Date Published: January 31, 2017
Publisher: Public Library of Science
Author(s): Marcus G. Davey, John S. Riley, Abigail Andrews, Alec Tyminski, Maria Limberis, Jennifer E. Pogoriler, Emily Partridge, Aliza Olive, Holly L. Hedrick, Alan W. Flake, William H. Peranteau, Eduard Ayuso.
A major limitation to adeno-associated virus (AAV) gene therapy is the generation of host immune responses to viral vector antigens and the transgene product. The ability to induce immune tolerance to foreign protein has the potential to overcome this host immunity. Acquisition and maintenance of tolerance to viral vector antigens and transgene products may also permit repeat administration thereby enhancing therapeutic efficacy. In utero gene transfer (IUGT) takes advantage of the immunologic immaturity of the fetus to induce immune tolerance to foreign antigens. In this large animal study, in utero administration of AAV6.2, AAV8 and AAV9 expressing green fluorescent protein (GFP) to ~60 day fetal sheep (term: ~150 days) was performed. Transgene expression and postnatal immune tolerance to GFP and viral antigens were assessed. We demonstrate 1) hepatic expression of GFP 1 month following in utero administration of AAV6.2.GFP and AAV8.GFP, 2) in utero recipients of either AAV6.2.GFP or AAV8.GFP fail to mount an anti-GFP antibody response following postnatal GFP challenge and lack inflammatory cellular infiltrates at the intramuscular site of immunization, 3) a serotype specific anti-AAV neutralizing antibody response is elicited following postnatal challenge of in utero recipients of AAV6.2 or AAV8 with the corresponding AAV serotype, and 4) durable hepatic GFP expression was observed up to 6 months after birth in recipients of AAV8.GFP but expression was lost between 1 and 6 months of age in recipients of AAV6.2.GFP. The current study demonstrates, in a preclinical large animal model, the potential of IUGT to achieve host immune tolerance to the viral vector transgene product but also suggests that a single exposure to the vector capsid proteins at the time of IUGT is inadequate to induce tolerance to viral vector antigens.
Adeno-associated viral vectors (AAVs) hold considerable promise for the therapeutic management of a spectrum of life-threatening inherited disorders. AAVs are non-pathogenic and can result in durable expression of the transgene product without incorporating into the host genome making them one of the most clinically relevant viral vector systems. A major limitation to successful AAV gene transfer is the generation of host immune responses to vector capsid proteins and the transgene product [1–3]. Experimentally, the generation of anti-AAV neutralizing antibodies following initial vector exposure has been shown to inhibit transduction upon repeat vector delivery [4,5]. Since repeat administration of AAV vector and the corrective transgene will be necessary for the management of many target diseases, a clinical need exists to develop safe strategies to overcome host immune responses to both the transgene product and the vector capsid proteins.

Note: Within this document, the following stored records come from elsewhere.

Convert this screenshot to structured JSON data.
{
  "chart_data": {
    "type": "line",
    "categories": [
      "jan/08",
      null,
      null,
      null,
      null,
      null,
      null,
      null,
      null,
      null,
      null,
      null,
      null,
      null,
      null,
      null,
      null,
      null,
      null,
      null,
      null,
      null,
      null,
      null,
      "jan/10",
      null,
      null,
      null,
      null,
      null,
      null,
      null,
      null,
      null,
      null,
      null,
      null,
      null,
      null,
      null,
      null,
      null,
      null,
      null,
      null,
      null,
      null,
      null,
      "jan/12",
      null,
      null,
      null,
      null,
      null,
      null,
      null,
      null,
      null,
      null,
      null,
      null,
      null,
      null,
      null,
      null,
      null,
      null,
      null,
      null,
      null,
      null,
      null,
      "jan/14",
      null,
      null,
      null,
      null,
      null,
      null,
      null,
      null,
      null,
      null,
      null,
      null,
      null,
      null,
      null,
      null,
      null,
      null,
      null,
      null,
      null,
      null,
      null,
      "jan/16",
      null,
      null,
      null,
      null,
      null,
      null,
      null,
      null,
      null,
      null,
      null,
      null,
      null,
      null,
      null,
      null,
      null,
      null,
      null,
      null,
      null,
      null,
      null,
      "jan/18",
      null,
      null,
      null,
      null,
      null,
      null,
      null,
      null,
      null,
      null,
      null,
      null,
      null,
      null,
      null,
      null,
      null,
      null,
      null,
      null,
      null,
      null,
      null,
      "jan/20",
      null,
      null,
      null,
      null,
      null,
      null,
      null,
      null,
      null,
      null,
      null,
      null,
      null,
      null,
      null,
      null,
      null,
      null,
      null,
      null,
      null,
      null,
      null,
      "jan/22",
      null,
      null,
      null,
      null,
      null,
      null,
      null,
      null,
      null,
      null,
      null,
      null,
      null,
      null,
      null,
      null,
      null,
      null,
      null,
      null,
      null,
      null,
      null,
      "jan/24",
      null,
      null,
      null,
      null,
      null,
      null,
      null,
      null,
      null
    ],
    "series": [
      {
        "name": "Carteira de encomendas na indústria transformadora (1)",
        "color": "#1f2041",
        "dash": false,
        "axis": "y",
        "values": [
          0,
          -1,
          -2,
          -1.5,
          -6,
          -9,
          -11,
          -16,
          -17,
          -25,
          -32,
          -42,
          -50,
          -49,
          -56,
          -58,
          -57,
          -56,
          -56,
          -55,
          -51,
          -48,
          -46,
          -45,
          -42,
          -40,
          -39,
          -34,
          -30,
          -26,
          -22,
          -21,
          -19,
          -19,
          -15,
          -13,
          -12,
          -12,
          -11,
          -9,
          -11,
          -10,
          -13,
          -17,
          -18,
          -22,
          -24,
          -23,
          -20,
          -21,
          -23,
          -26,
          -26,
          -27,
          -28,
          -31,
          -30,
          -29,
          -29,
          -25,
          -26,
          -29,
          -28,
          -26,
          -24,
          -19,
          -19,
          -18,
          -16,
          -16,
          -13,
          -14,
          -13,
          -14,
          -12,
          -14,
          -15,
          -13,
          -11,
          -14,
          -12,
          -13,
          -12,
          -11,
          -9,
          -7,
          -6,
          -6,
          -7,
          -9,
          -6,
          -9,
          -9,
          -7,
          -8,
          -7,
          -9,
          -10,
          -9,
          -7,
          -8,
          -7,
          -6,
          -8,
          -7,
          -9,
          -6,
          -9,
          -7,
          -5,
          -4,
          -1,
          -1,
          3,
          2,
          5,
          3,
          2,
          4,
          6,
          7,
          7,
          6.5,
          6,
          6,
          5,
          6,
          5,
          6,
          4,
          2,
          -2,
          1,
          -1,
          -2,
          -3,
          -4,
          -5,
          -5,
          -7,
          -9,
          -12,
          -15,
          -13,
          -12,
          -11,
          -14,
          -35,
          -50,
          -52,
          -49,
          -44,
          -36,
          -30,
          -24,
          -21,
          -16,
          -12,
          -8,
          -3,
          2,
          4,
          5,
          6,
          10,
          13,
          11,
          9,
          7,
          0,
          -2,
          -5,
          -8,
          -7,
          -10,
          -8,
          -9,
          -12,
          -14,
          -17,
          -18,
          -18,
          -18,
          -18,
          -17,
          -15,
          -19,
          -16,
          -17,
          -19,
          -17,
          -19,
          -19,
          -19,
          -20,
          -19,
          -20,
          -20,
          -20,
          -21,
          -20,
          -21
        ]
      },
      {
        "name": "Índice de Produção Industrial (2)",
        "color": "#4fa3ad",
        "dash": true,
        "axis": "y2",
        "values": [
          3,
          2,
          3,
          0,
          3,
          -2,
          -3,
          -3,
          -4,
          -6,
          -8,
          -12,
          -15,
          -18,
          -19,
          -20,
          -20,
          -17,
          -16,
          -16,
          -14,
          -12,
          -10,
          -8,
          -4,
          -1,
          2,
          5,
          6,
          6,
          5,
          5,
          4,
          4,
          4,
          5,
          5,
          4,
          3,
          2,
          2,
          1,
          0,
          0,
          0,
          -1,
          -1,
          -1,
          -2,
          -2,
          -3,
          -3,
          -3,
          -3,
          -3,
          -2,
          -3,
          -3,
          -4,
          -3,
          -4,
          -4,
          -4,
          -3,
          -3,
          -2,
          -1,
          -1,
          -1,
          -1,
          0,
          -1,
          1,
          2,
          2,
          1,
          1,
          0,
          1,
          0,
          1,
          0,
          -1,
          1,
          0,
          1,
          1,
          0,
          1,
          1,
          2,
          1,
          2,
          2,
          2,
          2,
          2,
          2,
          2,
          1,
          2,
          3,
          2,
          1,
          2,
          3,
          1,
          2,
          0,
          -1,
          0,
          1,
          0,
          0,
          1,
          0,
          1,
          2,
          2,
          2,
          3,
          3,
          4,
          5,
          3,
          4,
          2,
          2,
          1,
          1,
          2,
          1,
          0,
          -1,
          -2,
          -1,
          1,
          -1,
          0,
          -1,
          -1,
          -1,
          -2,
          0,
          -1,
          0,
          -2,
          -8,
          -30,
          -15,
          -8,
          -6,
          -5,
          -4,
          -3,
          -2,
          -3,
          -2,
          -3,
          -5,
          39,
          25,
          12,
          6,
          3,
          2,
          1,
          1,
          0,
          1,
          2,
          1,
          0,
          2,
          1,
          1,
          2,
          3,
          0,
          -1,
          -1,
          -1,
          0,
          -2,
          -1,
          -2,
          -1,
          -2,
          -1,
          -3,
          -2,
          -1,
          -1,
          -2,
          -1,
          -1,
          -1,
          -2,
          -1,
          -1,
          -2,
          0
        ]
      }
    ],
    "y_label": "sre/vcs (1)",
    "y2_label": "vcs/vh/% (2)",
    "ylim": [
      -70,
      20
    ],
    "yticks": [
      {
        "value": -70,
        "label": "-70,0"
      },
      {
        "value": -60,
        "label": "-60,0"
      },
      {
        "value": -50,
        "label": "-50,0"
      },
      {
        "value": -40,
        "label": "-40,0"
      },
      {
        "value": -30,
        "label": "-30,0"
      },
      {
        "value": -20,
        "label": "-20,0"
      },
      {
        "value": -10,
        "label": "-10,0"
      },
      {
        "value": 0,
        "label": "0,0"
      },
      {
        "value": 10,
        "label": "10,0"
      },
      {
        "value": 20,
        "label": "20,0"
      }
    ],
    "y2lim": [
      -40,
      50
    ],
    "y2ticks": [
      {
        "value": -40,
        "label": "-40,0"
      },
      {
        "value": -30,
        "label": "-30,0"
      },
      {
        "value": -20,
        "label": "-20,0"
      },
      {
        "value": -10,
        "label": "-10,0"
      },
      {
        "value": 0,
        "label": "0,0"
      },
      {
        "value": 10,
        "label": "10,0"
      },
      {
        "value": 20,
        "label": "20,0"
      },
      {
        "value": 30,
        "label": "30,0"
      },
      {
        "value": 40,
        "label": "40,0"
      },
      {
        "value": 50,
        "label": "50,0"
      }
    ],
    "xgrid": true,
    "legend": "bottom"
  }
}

AAV vectors have been investigated in several clinical trials for a spectrum of monogenetic disorders [22–32]. In these trials, a significant barrier to success is the host immune response to the vector capsid proteins and/or the transgene product. This is exemplified in all preclinical and clinical studies of gene therapy for congenital myopathies in which anti-capsid and anti-transgene product related humoral and cellular responses have limited success . As the promise of AAV-based gene therapy becomes increasingly realized, safe strategies to overcome both preexisting and induced host immune responses to vector capsid antigens and the transgene product are required. This challenge is even more significant for genetic diseases which may require repeat administration of the viral vector to boost transgene expression. A number of these genetic diseases such as cystic fibrosis and Duchenne muscular dystrophy can be prenatally diagnosed . The ability to prenatally diagnose a target disease combined with the natural immunologic immaturity of the fetus highlights the possibility of delivering the viral vector and transgene product to a pre-immune fetus with subsequent induction of immune tolerance to vector capsid antigens and the transgene product. In the current study, we demonstrate, in a large animal preclinical model, that postnatal tolerance to a foreign protein (i.e. GFP) can be achieved following intravascular delivery of AAV-IUGT expressing a foreign protein. Despite the ability to induce tolerance to the transgene product, IUGT with AAV.GFP failed to induce tolerance to the AAV vector capsid proteins. Finally, at the termination of the experiment (6 months of age), persistent hepatic transgene expression was seen in the in utero recipient of AAV8.GFP while the recipient of AAV6.2.GFP lost transgene expression between 1 and 6 months of age.